One of the most common issues we hear from folks on both the business and technology sides of a company goes something like this:
“No smart engineer would ever build a search engine that requires websites to follow certain rules or principles in order to be ranked or indexed. Anyone with half a brain would want a system that can crawl through any architecture, parse any amount of complex or imperfect code and still find a way to return the best and most relevant results, not the ones that have been “optimized” by unlicensed search marketing experts.”

Sounds Brutal…
Initially, this argument can seem like a tough obstacle to overcome, but the more you’re able to explain details and examine the inner-workings of the engines, the less powerful this argument becomes.
Limitations of Search Engine Technology
The major search engines all operate on the same principles. Automated search bots crawl the web, following links and indexing content in massive databases. But, modern search technology is not all-powerful. There are technical limitations of all kinds that can cause immense problems in both inclusion and rankings. We’ve enumerated some of the most common of these below:

Search engines cannot fill out online forms, and thus any content contained behind them will remain hidden.
Poor link structures can lead to search engines failing to reach all of the content contained on a website, or allow them to spider it, but leave it so minimally exposed that it’s deemed “unimportant” by the engines’ index.

Web pages that use Flash, frames, Java applets, plug-in content, audio files & video have content that search engines cannot access.
Interpreting Non-Text Content Text that is not in HTML format in the parse-able code of a web page is inherently invisible to search engines.
This can include text in Flash files, images, photos, video, audio & plug-in content.

Text that is not written in terms that users use to search in the major search engines. For example, writing about refrigerators when people actually search for “fridges”. We had a client once who used the phrase “Climate Connections” to refer to Global Warming.
Language and internationalization subtleties. For example, color vs colour. When in doubt, check what people are searching for and use exact matches in your content.

Language. For example, writing content in Polish when the majority of the people who would visit your website are from Japan.
This is perhaps the most important concept to grasp about the functionality of search engines & the importance of search marketers.

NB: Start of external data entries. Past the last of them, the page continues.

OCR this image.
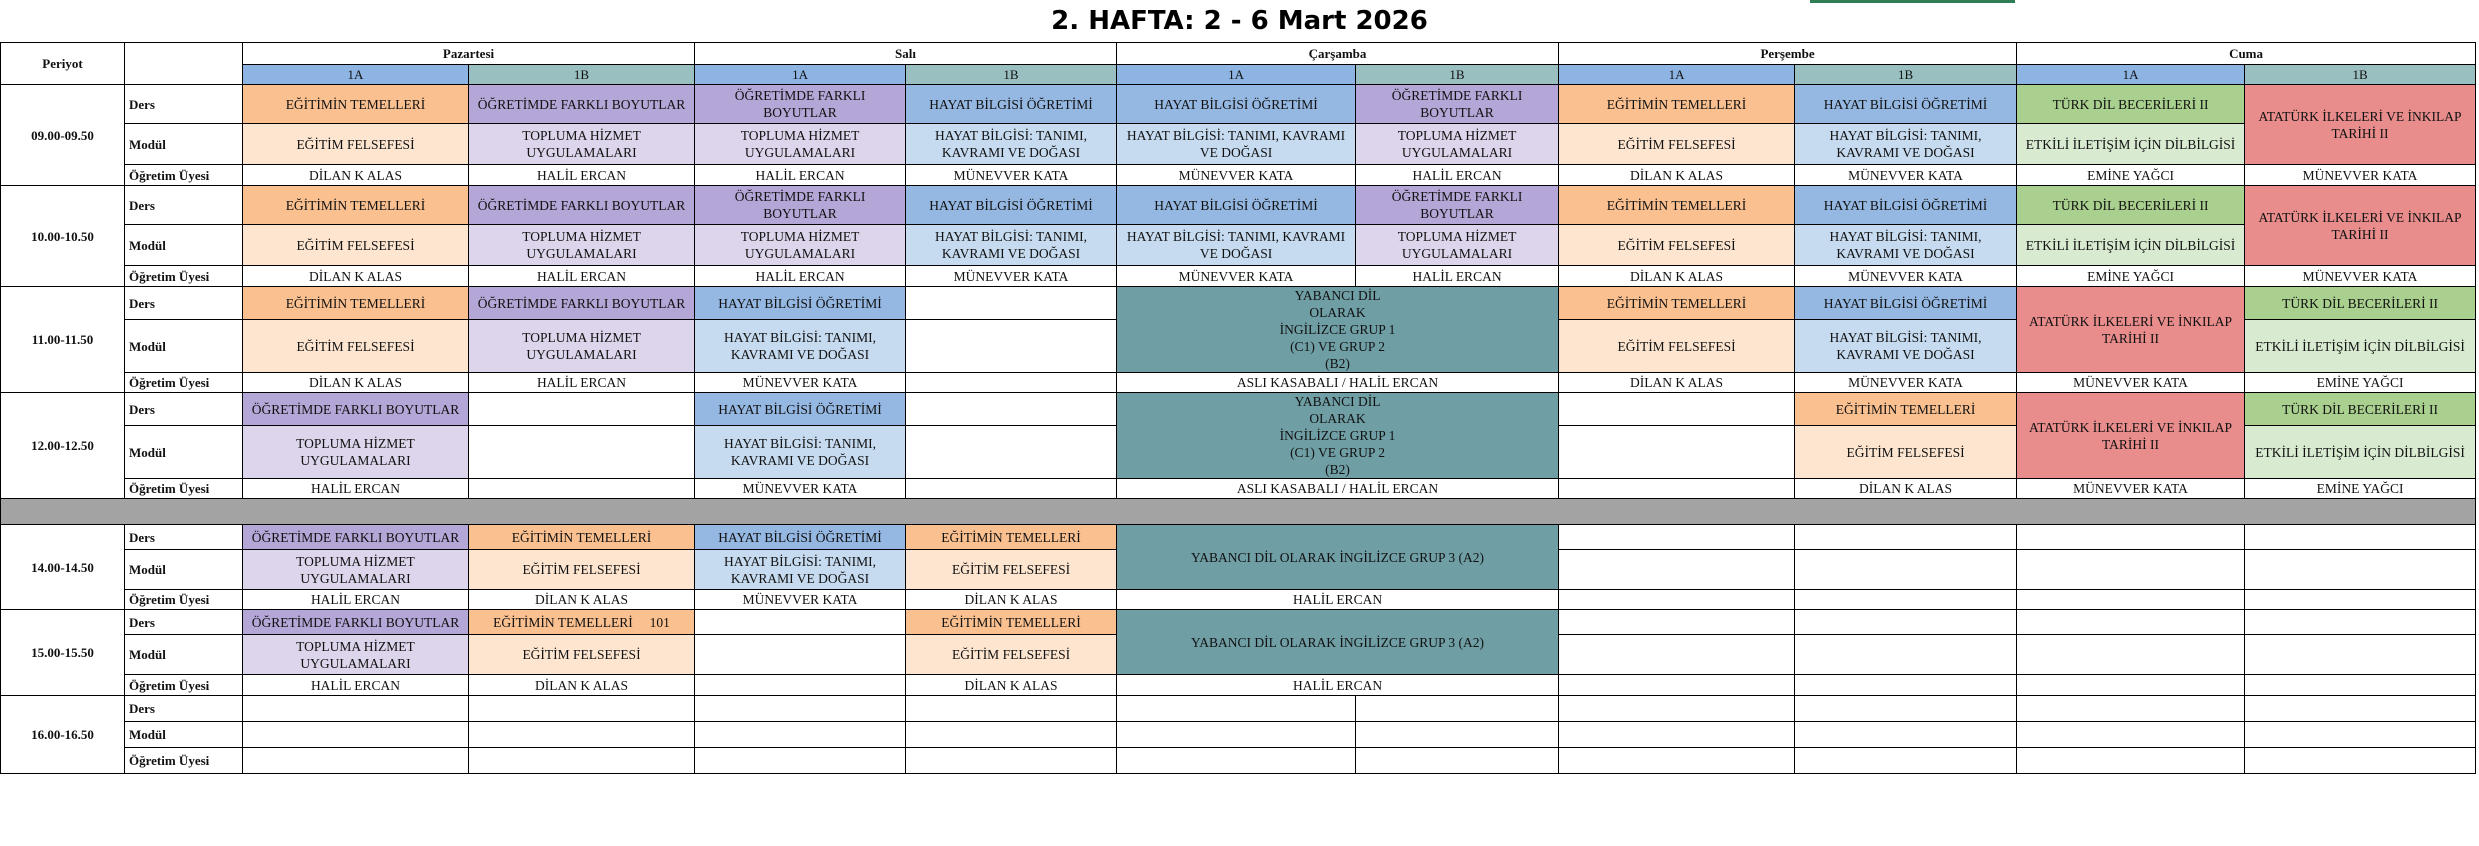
2. HAFTA: 2 - 6 Mart 2026
Periyot		Pazartesi		Salı		Çarşamba		Perşembe		Cuma	
		1A	1B	1A	1B	1A	1B	1A	1B	1A	1B
09.00-09.50	Ders	EĞİTİMİN TEMELLERİ	ÖĞRETİMDE FARKLI BOYUTLAR	ÖĞRETİMDE FARKLI BOYUTLAR	HAYAT BİLGİSİ ÖĞRETİMİ	HAYAT BİLGİSİ ÖĞRETİMİ	ÖĞRETİMDE FARKLI BOYUTLAR	EĞİTİMİN TEMELLERİ	HAYAT BİLGİSİ ÖĞRETİMİ	TÜRK DİL BECERİLERİ II	ATATÜRK İLKELERİ VE İNKILAP TARİHİ II
	Modül	EĞİTİM FELSEFESİ	TOPLUMA HİZMET UYGULAMALARI	TOPLUMA HİZMET UYGULAMALARI	HAYAT BİLGİSİ: TANIMI, KAVRAMI VE DOĞASI	HAYAT BİLGİSİ: TANIMI, KAVRAMI VE DOĞASI	TOPLUMA HİZMET UYGULAMALARI	EĞİTİM FELSEFESİ	HAYAT BİLGİSİ: TANIMI, KAVRAMI VE DOĞASI	ETKİLİ İLETİŞİM İÇİN DİLBİLGİSİ	
	Öğretim Üyesi	DİLAN K ALAS	HALİL ERCAN	HALİL ERCAN	MÜNEVVER KATA	MÜNEVVER KATA	HALİL ERCAN	DİLAN K ALAS	MÜNEVVER KATA	EMİNE YAĞCI	MÜNEVVER KATA
10.00-10.50	Ders	EĞİTİMİN TEMELLERİ	ÖĞRETİMDE FARKLI BOYUTLAR	ÖĞRETİMDE FARKLI BOYUTLAR	HAYAT BİLGİSİ ÖĞRETİMİ	HAYAT BİLGİSİ ÖĞRETİMİ	ÖĞRETİMDE FARKLI BOYUTLAR	EĞİTİMİN TEMELLERİ	HAYAT BİLGİSİ ÖĞRETİMİ	TÜRK DİL BECERİLERİ II	ATATÜRK İLKELERİ VE İNKILAP TARİHİ II
	Modül	EĞİTİM FELSEFESİ	TOPLUMA HİZMET UYGULAMALARI	TOPLUMA HİZMET UYGULAMALARI	HAYAT BİLGİSİ: TANIMI, KAVRAMI VE DOĞASI	HAYAT BİLGİSİ: TANIMI, KAVRAMI VE DOĞASI	TOPLUMA HİZMET UYGULAMALARI	EĞİTİM FELSEFESİ	HAYAT BİLGİSİ: TANIMI, KAVRAMI VE DOĞASI	ETKİLİ İLETİŞİM İÇİN DİLBİLGİSİ	
	Öğretim Üyesi	DİLAN K ALAS	HALİL ERCAN	HALİL ERCAN	MÜNEVVER KATA	MÜNEVVER KATA	HALİL ERCAN	DİLAN K ALAS	MÜNEVVER KATA	EMİNE YAĞCI	MÜNEVVER KATA
11.00-11.50	Ders	EĞİTİMİN TEMELLERİ	ÖĞRETİMDE FARKLI BOYUTLAR	HAYAT BİLGİSİ ÖĞRETİMİ		YABANCI DİL OLARAK İNGİLİZCE GRUP 1 (C1) VE GRUP 2 (B2)		EĞİTİMİN TEMELLERİ	HAYAT BİLGİSİ ÖĞRETİMİ	ATATÜRK İLKELERİ VE İNKILAP TARİHİ II	TÜRK DİL BECERİLERİ II
	Modül	EĞİTİM FELSEFESİ	TOPLUMA HİZMET UYGULAMALARI	HAYAT BİLGİSİ: TANIMI, KAVRAMI VE DOĞASI				EĞİTİM FELSEFESİ	HAYAT BİLGİSİ: TANIMI, KAVRAMI VE DOĞASI		ETKİLİ İLETİŞİM İÇİN DİLBİLGİSİ
	Öğretim Üyesi	DİLAN K ALAS	HALİL ERCAN	MÜNEVVER KATA		ASLI KASABALI / HALİL ERCAN		DİLAN K ALAS	MÜNEVVER KATA	MÜNEVVER KATA	EMİNE YAĞCI
12.00-12.50	Ders	ÖĞRETİMDE FARKLI BOYUTLAR		HAYAT BİLGİSİ ÖĞRETİMİ		YABANCI DİL OLARAK İNGİLİZCE GRUP 1 (C1) VE GRUP 2 (B2)			EĞİTİMİN TEMELLERİ	ATATÜRK İLKELERİ VE İNKILAP TARİHİ II	TÜRK DİL BECERİLERİ II
	Modül	TOPLUMA HİZMET UYGULAMALARI		HAYAT BİLGİSİ: TANIMI, KAVRAMI VE DOĞASI					EĞİTİM FELSEFESİ		ETKİLİ İLETİŞİM İÇİN DİLBİLGİSİ
	Öğretim Üyesi	HALİL ERCAN		MÜNEVVER KATA		ASLI KASABALI / HALİL ERCAN			DİLAN K ALAS	MÜNEVVER KATA	EMİNE YAĞCI

14.00-14.50	Ders	ÖĞRETİMDE FARKLI BOYUTLAR	EĞİTİMİN TEMELLERİ	HAYAT BİLGİSİ ÖĞRETİMİ	EĞİTİMİN TEMELLERİ	YABANCI DİL OLARAK İNGİLİZCE GRUP 3 (A2)					
	Modül	TOPLUMA HİZMET UYGULAMALARI	EĞİTİM FELSEFESİ	HAYAT BİLGİSİ: TANIMI, KAVRAMI VE DOĞASI	EĞİTİM FELSEFESİ						
	Öğretim Üyesi	HALİL ERCAN	DİLAN K ALAS	MÜNEVVER KATA	DİLAN K ALAS	HALİL ERCAN					
15.00-15.50	Ders	ÖĞRETİMDE FARKLI BOYUTLAR	EĞİTİMİN TEMELLERİ     101		EĞİTİMİN TEMELLERİ	YABANCI DİL OLARAK İNGİLİZCE GRUP 3 (A2)					
	Modül	TOPLUMA HİZMET UYGULAMALARI	EĞİTİM FELSEFESİ		EĞİTİM FELSEFESİ						
	Öğretim Üyesi	HALİL ERCAN	DİLAN K ALAS		DİLAN K ALAS	HALİL ERCAN					
16.00-16.50	Ders										
	Modül										
	Öğretim Üyesi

Even when the technical details of search-engine friendly web development are correct, content can remain virtually invisible to search engines. This is due to the inherent nature of modern search technology, which rely on the aforementioned metrics of relevance and importance to display results.

The “tree falls in a forest” adage postulates that if no one is around to hear the sound, it may not exist at all – and this translates perfectly to search engines and web content. The major engines have no inherent gauge of quality or notability and no potential way to discover and make visible fantastic pieces of writing, art or multimedia on the web. Only humans have this power – to discover, react, comment and (most important for search engines) link. Thus, it is only natural that great content cannot simply be created – it must be marketed. Search engines already do a great job of promoting high quality content on popular websites or on individual web pages that have become popular, but they cannot generate this popularity – this is a task that demands talented Internet marketers.